8. I Would Have Been More Patient With Fantasy
Let’s say a man had a son who was less interested in sports than he was in elves and wizards and comic books. And let’s say that this son who was in every way bright and good and loving just didn’t fit his father’s preconceived idea of what his son would be like. He was expecting a hardy Huck Finn – an outgoing, athletic boy – and he got a somber, shy, sweet one. A fully grown man ought to have known that there are a million paths to manhood; he should have cherished somber and shy and sweet more. His failure to embrace those elves must have seemed like a reproach.
9. I Would Have Touched Them More
I touched my kids a lot when they were little. We wrestled and cuddled, and slept together whenever anybody got scared. But as they got older, I got less touchy. Sure, it made some sense. Fourteen-year-olds rarely enjoy the same monster games they did a few years ago. But in part I fear I touched them less because I felt marginalized by their teenage disinterest in me. Yes, I was giving them their space, but I was also withholding the endorsement of a tap on the shoulder while passing in the kitchen, a kiss on the top of the head while swooping out the door to work. Shame on this grown man for holding out on the kids he loved. Human touch trumps the language of esteem building. A righteous dad should keep using his hands.
10. I Would Have Spent More Time Alone With Each Kid
I spent a fair amount of time with my children. But the lion’s share of it was with both of them together. I wonder if that didn’t keep me from hearing the unique sound of my boy and my girl. God knows we had lots of laughs as a group, but in my next life, I might institutionalize some just-the-two-of-us traditions with each of them. Something tells me that if I’d had a never-fail Saturday-morning diner breakfast with my daughter – my son was asleep anyway – I might have heard her solo voice a touch more clearly, and she might have understood the particularity of my love for her.

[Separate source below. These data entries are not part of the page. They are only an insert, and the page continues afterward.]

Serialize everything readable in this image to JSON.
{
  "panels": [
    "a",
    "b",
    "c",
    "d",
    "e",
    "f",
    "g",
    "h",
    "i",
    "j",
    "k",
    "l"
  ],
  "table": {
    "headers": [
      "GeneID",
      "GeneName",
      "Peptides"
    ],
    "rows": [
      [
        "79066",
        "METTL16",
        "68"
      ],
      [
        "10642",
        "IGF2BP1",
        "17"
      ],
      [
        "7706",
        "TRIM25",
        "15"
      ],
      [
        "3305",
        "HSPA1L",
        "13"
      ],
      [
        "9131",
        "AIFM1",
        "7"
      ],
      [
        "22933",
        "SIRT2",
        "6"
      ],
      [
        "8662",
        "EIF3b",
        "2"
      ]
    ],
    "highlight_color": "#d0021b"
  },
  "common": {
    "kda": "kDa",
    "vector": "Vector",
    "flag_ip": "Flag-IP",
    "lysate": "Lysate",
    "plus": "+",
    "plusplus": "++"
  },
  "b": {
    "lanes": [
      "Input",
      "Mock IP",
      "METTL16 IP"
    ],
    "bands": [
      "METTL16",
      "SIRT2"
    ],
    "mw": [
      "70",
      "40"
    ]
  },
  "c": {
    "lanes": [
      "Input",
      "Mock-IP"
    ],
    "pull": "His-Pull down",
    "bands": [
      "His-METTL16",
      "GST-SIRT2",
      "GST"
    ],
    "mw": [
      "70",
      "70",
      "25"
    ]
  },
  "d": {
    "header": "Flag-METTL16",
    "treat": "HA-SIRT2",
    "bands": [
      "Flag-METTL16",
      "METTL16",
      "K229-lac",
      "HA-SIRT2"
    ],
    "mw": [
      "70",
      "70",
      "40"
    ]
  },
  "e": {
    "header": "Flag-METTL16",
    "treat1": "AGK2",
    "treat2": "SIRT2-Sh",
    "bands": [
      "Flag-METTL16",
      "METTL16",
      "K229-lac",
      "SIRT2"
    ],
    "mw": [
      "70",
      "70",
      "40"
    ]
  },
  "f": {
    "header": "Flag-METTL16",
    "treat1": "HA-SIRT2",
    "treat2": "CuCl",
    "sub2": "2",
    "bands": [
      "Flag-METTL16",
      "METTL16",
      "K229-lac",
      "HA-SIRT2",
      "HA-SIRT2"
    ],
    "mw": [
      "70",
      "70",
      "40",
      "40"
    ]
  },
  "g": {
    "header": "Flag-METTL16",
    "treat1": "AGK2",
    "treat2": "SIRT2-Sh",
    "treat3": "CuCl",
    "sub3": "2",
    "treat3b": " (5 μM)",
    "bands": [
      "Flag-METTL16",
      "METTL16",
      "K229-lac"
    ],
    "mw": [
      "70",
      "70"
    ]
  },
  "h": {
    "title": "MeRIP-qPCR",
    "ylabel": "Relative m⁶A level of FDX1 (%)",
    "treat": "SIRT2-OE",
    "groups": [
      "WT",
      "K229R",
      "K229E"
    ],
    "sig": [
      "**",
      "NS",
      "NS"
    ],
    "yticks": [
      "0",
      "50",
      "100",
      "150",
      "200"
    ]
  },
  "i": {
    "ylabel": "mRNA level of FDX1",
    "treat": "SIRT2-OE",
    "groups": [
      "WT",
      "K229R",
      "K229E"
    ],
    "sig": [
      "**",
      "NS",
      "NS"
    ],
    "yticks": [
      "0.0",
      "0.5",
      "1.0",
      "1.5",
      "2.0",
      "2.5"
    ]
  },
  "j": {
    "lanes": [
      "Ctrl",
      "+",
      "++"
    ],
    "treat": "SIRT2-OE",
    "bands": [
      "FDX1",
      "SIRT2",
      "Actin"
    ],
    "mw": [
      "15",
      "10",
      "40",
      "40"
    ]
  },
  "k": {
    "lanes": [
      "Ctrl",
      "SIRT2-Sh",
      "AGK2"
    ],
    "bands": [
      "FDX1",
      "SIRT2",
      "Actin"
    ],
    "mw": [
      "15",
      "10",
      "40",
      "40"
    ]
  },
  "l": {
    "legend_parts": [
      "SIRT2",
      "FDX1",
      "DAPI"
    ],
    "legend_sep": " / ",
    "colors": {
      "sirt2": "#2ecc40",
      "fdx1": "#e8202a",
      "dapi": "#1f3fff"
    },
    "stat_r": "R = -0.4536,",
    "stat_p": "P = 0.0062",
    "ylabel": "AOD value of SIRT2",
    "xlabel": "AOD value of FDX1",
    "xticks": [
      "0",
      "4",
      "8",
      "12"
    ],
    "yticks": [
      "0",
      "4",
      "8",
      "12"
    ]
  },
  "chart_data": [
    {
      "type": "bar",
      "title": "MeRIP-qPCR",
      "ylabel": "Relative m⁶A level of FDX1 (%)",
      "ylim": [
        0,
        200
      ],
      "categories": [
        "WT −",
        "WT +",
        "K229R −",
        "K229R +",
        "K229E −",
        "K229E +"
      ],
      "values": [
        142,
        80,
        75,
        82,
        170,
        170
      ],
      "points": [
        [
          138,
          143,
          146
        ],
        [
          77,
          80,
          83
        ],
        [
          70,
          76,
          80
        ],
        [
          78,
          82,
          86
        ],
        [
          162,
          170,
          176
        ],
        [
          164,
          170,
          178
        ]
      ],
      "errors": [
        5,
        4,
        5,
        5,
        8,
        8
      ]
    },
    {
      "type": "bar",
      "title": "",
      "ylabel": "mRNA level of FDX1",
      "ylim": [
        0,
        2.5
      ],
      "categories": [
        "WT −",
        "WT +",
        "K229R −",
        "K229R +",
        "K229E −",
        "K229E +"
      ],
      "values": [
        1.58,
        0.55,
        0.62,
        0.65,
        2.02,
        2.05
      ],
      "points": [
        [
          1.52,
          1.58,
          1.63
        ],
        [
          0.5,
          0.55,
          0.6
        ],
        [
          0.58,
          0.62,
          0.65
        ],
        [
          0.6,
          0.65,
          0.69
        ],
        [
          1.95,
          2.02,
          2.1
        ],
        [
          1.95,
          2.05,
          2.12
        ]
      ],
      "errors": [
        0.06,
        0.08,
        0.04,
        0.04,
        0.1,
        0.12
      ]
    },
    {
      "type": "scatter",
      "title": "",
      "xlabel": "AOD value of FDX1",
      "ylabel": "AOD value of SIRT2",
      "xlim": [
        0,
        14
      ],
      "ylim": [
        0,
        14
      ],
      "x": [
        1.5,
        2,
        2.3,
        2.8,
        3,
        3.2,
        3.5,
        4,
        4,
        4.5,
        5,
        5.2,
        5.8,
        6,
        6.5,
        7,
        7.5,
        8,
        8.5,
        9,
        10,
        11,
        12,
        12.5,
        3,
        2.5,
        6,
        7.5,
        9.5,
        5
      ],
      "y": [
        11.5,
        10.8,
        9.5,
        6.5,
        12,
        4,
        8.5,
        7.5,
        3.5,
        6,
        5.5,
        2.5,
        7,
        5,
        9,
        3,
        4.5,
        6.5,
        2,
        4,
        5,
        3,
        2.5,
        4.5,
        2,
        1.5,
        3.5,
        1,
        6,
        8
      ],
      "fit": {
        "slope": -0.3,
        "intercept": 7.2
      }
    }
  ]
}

Bonus Wish: I Would Have Had More Kids
Sure, that’s easy for me to say, since childbirth is not overly taxing on Dad. And I suppose stopping at replacements for Mom and me made some ecological sense. It’s not that I feel I’ve been cheated – Josh and Rebecca have filled my cup – but I fear I may have shorted my kids on the greatest asset there is: brothers and sisters. I’ve got an embarrassment of riches – two brothers, four sisters – who every day
make me feel at home in this world. I have a hunch more is better. The love of your siblings might just make your parents the smaller figures they ought to be.
If you judge a father by his results, then I’m as good at it gets. My son and daughter have made my mistakes moot. We’ll just leave it at that, lest my editor have to cut out encomiums to my kids. Here’s what I think I’ve learned about fatherhood: All the assertive, egocentric skills that make us successful as young men, as athletes, as wooers of women, as commodities in the marketplace of the world, actually hobble us in the sweet sessions between father and child. If I could do this again, I’d just work harder to be quiet, open to songs in all the keys of life. My kids didn’t have a perfect father. My bet is yours won’t either. But they won’t need one – not as long as they’ve got you.